53Esse aspecto mostra-se comprovado por meio dos dados levantados e das informações produzidas. Do mesmo modo, constatou-se que o processo é local, regional e nacional, e se constitui enquanto totalidade, sendo resultado da ação de vários agentes que agregam estratégias e interesses, bem como produzem conflitos e contradições que são inerentes ao lugar, mas também se articulam com interesses distantes como parte do processo de produção do espaço, que está cada vez mais articulado com a reprodução ampliada do capital.
54Também se confirmou, que no processo de execução dos empreendimentos, especialmente os mais recentes, empresas locais, poder municipal e órgãos de controles se associam não havendo fiscalização das inúmeras falhas que são visíveis e foram apontadas nas entrevistas dos moradores do Residencial Vila Cristina quanto a falta de equipamentos, qualidade das unidades, rede de esgoto e abastecimento de água. Do mesmo modo, o atraso na entrega do Residencial Parintins não é objeto de questionamento.
55Os dados da pesquisa arrolados no artigo mostram que os empreendimentos beneficiaram diretamente as empresas, especialmente as da construção civil, que passam a dispor de fonte de financiamento da casa pronta sem riscos econômicos e com projetos que não primam pela qualidade arqutetônica e urbanística. Mesmo o PMCMV, executado num governo popular, não incorporou projetos alternativos como a autoconstrução, tampouco garantiu financiamentos diretos ao beneficiário final.
56Portanto, os dados e as análises de campo possibilitam concluir que a produção da habitação social em Parintins proporciona mudanças no espaço urbano, que podem ser identificadas como ações concretas, tais como a expansão da cidade e o número de empreendimentos construídos. Pode-se concluir também que os projetos de habitação construídos em Parintins no início não se vinculam à inserção urbana; isso só se dá com o tempo, quando a estrutura do conjunto é absorvida pelo tecido urbano.

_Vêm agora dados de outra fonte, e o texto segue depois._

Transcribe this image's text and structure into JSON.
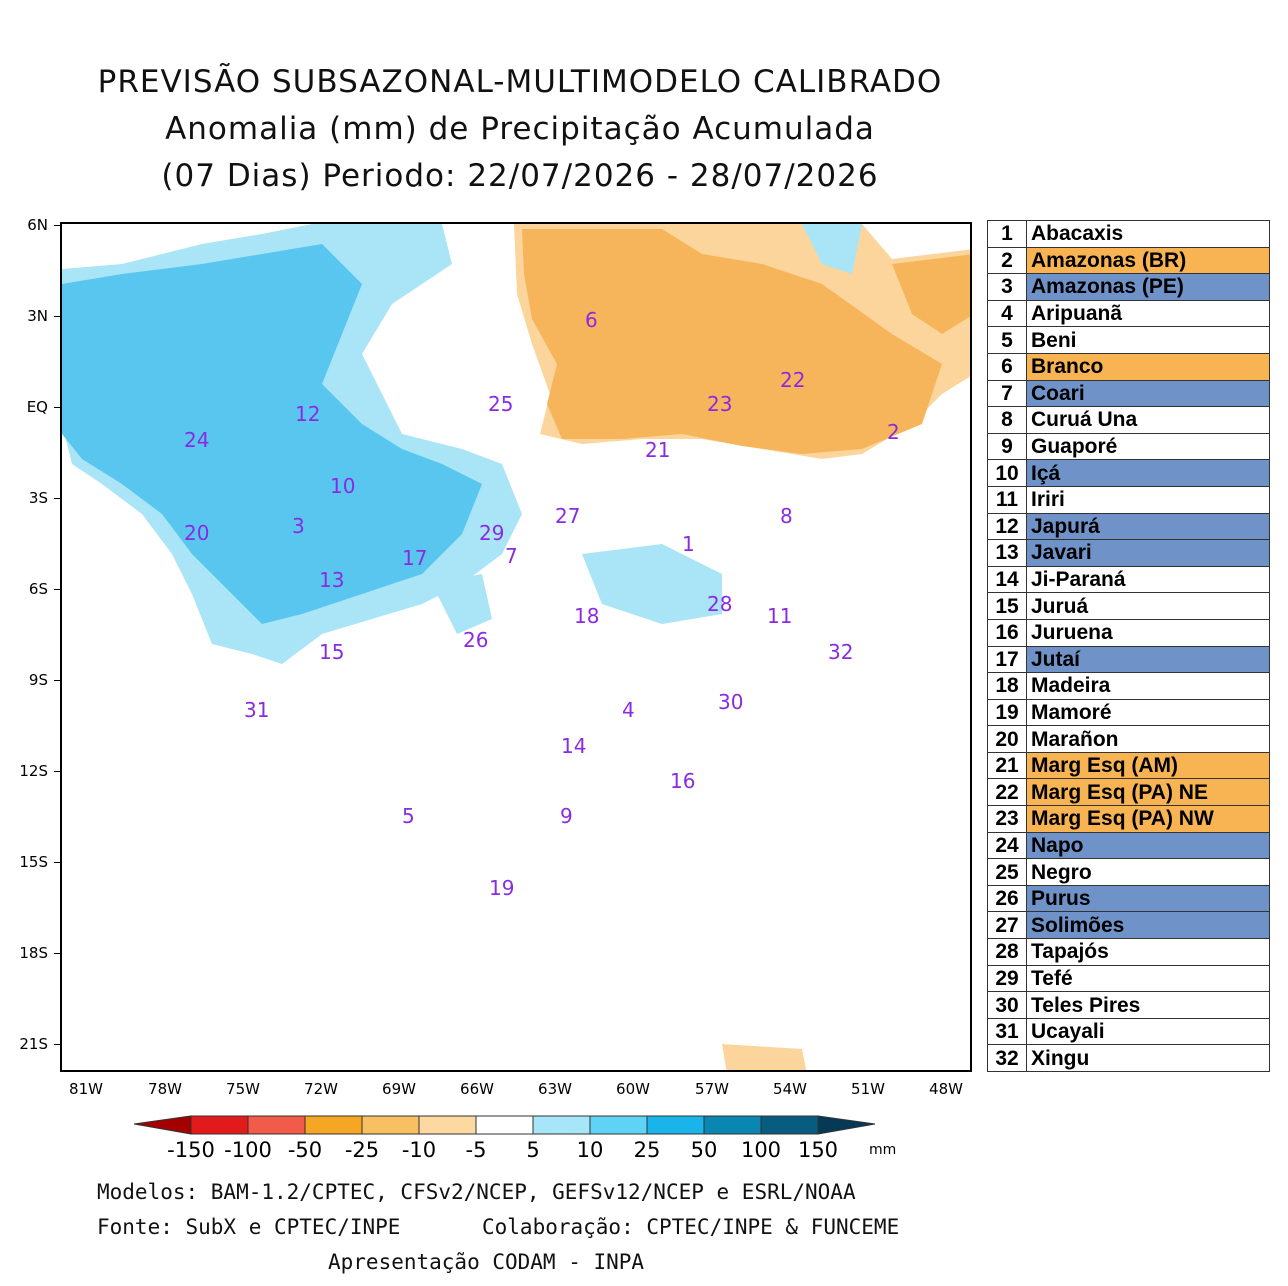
{
  "title": {
    "line1": "PREVISÃO SUBSAZONAL-MULTIMODELO CALIBRADO",
    "line2": "Anomalia (mm) de Precipitação Acumulada",
    "line3": "(07 Dias) Periodo: 22/07/2026 - 28/07/2026"
  },
  "axes": {
    "y_ticks": [
      "6N",
      "3N",
      "EQ",
      "3S",
      "6S",
      "9S",
      "12S",
      "15S",
      "18S",
      "21S"
    ],
    "x_ticks": [
      "81W",
      "78W",
      "75W",
      "72W",
      "69W",
      "66W",
      "63W",
      "60W",
      "57W",
      "54W",
      "51W",
      "48W"
    ],
    "lon_range": [
      -81,
      -48
    ],
    "lat_range": [
      -22,
      6
    ]
  },
  "basin_labels": [
    {
      "id": "1"
    },
    {
      "id": "2"
    },
    {
      "id": "3"
    },
    {
      "id": "4"
    },
    {
      "id": "5"
    },
    {
      "id": "6"
    },
    {
      "id": "7"
    },
    {
      "id": "8"
    },
    {
      "id": "9"
    },
    {
      "id": "10"
    },
    {
      "id": "11"
    },
    {
      "id": "12"
    },
    {
      "id": "13"
    },
    {
      "id": "14"
    },
    {
      "id": "15"
    },
    {
      "id": "16"
    },
    {
      "id": "17"
    },
    {
      "id": "18"
    },
    {
      "id": "19"
    },
    {
      "id": "20"
    },
    {
      "id": "21"
    },
    {
      "id": "22"
    },
    {
      "id": "23"
    },
    {
      "id": "24"
    },
    {
      "id": "25"
    },
    {
      "id": "26"
    },
    {
      "id": "27"
    },
    {
      "id": "28"
    },
    {
      "id": "29"
    },
    {
      "id": "30"
    },
    {
      "id": "31"
    },
    {
      "id": "32"
    }
  ],
  "legend": [
    {
      "num": "1",
      "name": "Abacaxis",
      "status": "neutral"
    },
    {
      "num": "2",
      "name": "Amazonas (BR)",
      "status": "dry"
    },
    {
      "num": "3",
      "name": "Amazonas (PE)",
      "status": "wet"
    },
    {
      "num": "4",
      "name": "Aripuanã",
      "status": "neutral"
    },
    {
      "num": "5",
      "name": "Beni",
      "status": "neutral"
    },
    {
      "num": "6",
      "name": "Branco",
      "status": "dry"
    },
    {
      "num": "7",
      "name": "Coari",
      "status": "wet"
    },
    {
      "num": "8",
      "name": "Curuá Una",
      "status": "neutral"
    },
    {
      "num": "9",
      "name": "Guaporé",
      "status": "neutral"
    },
    {
      "num": "10",
      "name": "Içá",
      "status": "wet"
    },
    {
      "num": "11",
      "name": "Iriri",
      "status": "neutral"
    },
    {
      "num": "12",
      "name": "Japurá",
      "status": "wet"
    },
    {
      "num": "13",
      "name": "Javari",
      "status": "wet"
    },
    {
      "num": "14",
      "name": "Ji-Paraná",
      "status": "neutral"
    },
    {
      "num": "15",
      "name": "Juruá",
      "status": "neutral"
    },
    {
      "num": "16",
      "name": "Juruena",
      "status": "neutral"
    },
    {
      "num": "17",
      "name": "Jutaí",
      "status": "wet"
    },
    {
      "num": "18",
      "name": "Madeira",
      "status": "neutral"
    },
    {
      "num": "19",
      "name": "Mamoré",
      "status": "neutral"
    },
    {
      "num": "20",
      "name": "Marañon",
      "status": "neutral"
    },
    {
      "num": "21",
      "name": "Marg Esq (AM)",
      "status": "dry"
    },
    {
      "num": "22",
      "name": "Marg Esq (PA) NE",
      "status": "dry"
    },
    {
      "num": "23",
      "name": "Marg Esq (PA) NW",
      "status": "dry"
    },
    {
      "num": "24",
      "name": "Napo",
      "status": "wet"
    },
    {
      "num": "25",
      "name": "Negro",
      "status": "neutral"
    },
    {
      "num": "26",
      "name": "Purus",
      "status": "wet"
    },
    {
      "num": "27",
      "name": "Solimões",
      "status": "wet"
    },
    {
      "num": "28",
      "name": "Tapajós",
      "status": "neutral"
    },
    {
      "num": "29",
      "name": "Tefé",
      "status": "neutral"
    },
    {
      "num": "30",
      "name": "Teles Pires",
      "status": "neutral"
    },
    {
      "num": "31",
      "name": "Ucayali",
      "status": "neutral"
    },
    {
      "num": "32",
      "name": "Xingu",
      "status": "neutral"
    }
  ],
  "status_colors": {
    "dry": "#f8b452",
    "wet": "#6f93c9",
    "neutral": "#ffffff"
  },
  "colorbar": {
    "labels": [
      "-150",
      "-100",
      "-50",
      "-25",
      "-10",
      "-5",
      "5",
      "10",
      "25",
      "50",
      "100",
      "150"
    ],
    "unit": "mm",
    "colors": [
      "#a50000",
      "#e31a1c",
      "#f25a4a",
      "#f5a623",
      "#f8c062",
      "#fbd9a0",
      "#ffffff",
      "#a6e6f8",
      "#5fd3f5",
      "#19b4ea",
      "#0a86b3",
      "#075c80",
      "#043a55"
    ]
  },
  "anomaly_colors": {
    "dry_strong": "#f6b55a",
    "dry_light": "#fbd59c",
    "wet_light": "#a9e4f7",
    "wet_strong": "#59c6ef"
  },
  "footer": {
    "models": "Modelos: BAM-1.2/CPTEC, CFSv2/NCEP, GEFSv12/NCEP e ESRL/NOAA",
    "source": "Fonte: SubX e CPTEC/INPE",
    "collab": "Colaboração: CPTEC/INPE & FUNCEME",
    "presentation": "Apresentação CODAM - INPA"
  }
}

57Observa-se também mudanças no modo de vida, sendo a mais importante a ampliação no território de relações sociais portadoras de estratégias de resistência à reprodução capitalista cada vez mais presente na cidade. Nesse sentido, se a construção dos conjuntos residenciais não garante o direito à cidade, o acesso à infraestrutura e aos serviços urbanos, possibilita formas de resistência nem sempre explícitas, mas presentes na vida cotidiana.